Ганс. Хороший у нас разговор, духовный, только это пустой разговор, Мартин. Пустой, потому что, сколько ни старайся, из своей шкуры не выпрыгнешь. В ней ты родился, в ней и помирать будешь. И от тела отца-матери не оторвешься. Живые люди, Мартин, на всю жизнь друг с дружкой связаны. Ты такой же, как все. Тебе мерещится, что ты всем обязан одному себе, что ты сам себя сотворил. А ведь ты рожден женщиной от мужчины.

Мартин. Церкви, короли, отцы — зачем они так много просят? Зачем берут больше, чем заслуживают?

Ганс. Вот вам! А я все-таки думаю, что заслужил больше, чем ты мне дал.

Мартин. Дал! Я ничего тебе не должен! Я есть — вот моя единственная расплата. Ты этим вознагражден сполна, больше с меня брать нечего, никакой отец не может рассчитывать на большее. Вот ты хотел, чтобы я выучил латынь, стал магистром, юристом, и все затем, чтобы оправдать себя. Ну, а я не могу и, главное, не хочу. Я самого себя не умею оправдать. И хватит разговоров о том, что я смог бы сделать для тебя. Я сделал для тебя все, что в моих силах: я живу и жду смерти.

Ганс. Что ты меня все попрекаешь?

Мартин. Я тебя не попрекаю. Но и благодарить особенно не за что.

Ганс. Слушай, я, например, человек не так чтобы очень правильный, но я верю в бога и в Иисуса Христа, его сына, церковь обо мне печется, к свою жизнь я умею так устроить, чтобы иметь от нее какую-то радость. Какую радость получаешь ты? Ты еще из университета, помнится, писал, что один Христос может наполнить светом твое обиталище. Но какой смысл, какой в этом смысл, если ты забился в конуру? Может, тогда лучше совсем ослепнуть?

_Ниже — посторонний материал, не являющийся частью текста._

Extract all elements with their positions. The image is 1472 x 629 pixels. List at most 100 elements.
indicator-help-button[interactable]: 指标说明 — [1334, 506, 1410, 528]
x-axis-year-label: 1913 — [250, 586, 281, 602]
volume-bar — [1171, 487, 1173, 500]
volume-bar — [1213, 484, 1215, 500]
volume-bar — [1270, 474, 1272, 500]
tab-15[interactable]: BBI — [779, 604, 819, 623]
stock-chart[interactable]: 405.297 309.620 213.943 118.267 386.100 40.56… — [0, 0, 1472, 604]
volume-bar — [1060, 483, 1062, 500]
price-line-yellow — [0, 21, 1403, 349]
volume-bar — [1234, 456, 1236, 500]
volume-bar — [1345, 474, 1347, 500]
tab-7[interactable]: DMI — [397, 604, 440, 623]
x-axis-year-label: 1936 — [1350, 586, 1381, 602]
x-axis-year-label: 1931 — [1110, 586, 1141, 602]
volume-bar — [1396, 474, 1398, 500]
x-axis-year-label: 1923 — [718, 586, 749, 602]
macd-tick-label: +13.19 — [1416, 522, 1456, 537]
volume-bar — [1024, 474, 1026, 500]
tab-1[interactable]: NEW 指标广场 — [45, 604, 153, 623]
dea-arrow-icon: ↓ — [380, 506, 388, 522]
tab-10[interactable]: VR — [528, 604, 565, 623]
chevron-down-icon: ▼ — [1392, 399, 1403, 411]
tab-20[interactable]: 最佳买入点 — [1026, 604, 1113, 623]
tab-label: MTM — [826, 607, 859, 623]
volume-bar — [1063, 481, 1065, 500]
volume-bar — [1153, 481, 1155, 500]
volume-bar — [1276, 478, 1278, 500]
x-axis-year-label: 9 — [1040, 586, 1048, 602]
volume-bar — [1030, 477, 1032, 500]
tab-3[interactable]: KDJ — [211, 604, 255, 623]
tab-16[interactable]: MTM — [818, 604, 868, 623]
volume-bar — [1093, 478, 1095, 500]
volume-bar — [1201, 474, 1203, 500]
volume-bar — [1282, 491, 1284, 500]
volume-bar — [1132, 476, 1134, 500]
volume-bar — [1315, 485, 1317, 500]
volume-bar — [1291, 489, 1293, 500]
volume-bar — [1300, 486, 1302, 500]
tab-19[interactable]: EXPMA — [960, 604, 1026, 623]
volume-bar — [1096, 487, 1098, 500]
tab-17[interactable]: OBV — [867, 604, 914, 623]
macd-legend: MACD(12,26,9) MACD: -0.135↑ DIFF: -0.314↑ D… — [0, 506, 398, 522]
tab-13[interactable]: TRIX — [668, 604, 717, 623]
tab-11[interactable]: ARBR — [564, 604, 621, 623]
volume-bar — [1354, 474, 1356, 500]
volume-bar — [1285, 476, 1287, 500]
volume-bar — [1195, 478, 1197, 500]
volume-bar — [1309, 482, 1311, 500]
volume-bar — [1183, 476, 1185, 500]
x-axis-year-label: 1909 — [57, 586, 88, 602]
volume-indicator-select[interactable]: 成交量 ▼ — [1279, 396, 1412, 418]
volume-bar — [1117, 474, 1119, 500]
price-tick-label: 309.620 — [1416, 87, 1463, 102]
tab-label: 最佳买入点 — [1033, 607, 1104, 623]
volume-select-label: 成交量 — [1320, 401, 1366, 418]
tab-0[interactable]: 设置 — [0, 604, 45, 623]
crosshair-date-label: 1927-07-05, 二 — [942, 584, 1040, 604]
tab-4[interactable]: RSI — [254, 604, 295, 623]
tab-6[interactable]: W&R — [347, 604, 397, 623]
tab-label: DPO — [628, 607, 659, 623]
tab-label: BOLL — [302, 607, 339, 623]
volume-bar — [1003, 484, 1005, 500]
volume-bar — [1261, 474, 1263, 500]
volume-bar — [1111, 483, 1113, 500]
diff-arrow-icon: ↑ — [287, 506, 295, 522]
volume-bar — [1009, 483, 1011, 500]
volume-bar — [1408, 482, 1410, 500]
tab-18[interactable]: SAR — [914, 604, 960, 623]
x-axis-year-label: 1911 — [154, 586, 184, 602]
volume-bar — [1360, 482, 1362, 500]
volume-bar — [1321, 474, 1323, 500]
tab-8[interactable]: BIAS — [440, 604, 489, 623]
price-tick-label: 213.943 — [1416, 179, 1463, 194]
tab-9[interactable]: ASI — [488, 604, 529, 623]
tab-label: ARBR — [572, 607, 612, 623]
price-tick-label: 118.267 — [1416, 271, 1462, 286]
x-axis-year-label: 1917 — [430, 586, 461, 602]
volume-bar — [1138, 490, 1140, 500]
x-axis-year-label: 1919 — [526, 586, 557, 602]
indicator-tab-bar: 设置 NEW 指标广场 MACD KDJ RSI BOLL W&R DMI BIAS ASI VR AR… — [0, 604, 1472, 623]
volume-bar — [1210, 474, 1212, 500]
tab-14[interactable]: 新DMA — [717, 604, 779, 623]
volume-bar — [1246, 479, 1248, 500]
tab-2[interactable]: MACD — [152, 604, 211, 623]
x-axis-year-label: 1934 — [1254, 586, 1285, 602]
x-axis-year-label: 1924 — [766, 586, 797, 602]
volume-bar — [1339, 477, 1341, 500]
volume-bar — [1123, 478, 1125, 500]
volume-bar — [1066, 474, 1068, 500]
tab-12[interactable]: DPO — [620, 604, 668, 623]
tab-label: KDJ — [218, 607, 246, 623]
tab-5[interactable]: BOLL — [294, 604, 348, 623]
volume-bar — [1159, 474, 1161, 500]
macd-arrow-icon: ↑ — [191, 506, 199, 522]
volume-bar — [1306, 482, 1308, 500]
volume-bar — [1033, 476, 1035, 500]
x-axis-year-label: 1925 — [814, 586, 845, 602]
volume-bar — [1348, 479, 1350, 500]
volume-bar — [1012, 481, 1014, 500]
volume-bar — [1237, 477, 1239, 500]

Мартин. Нет, я хочу видеть.

Ганс. Да на что тут смотреть-то?

Мартин. Ты очень расстроен, я вижу.

Ганс. А почему я расстроен? Молодой человек, ученый, полный сил — мой сын! — и пожалуйста, позорит свою молодость страхом и смирением! Ты решил, что здесь тебя к чему-то готовят, а на самом деле ты просто спрятался, сбежал.

Мартин. Раз тут так спокойно, почему же остальной мир не стучит в наши врата, не просится к нам?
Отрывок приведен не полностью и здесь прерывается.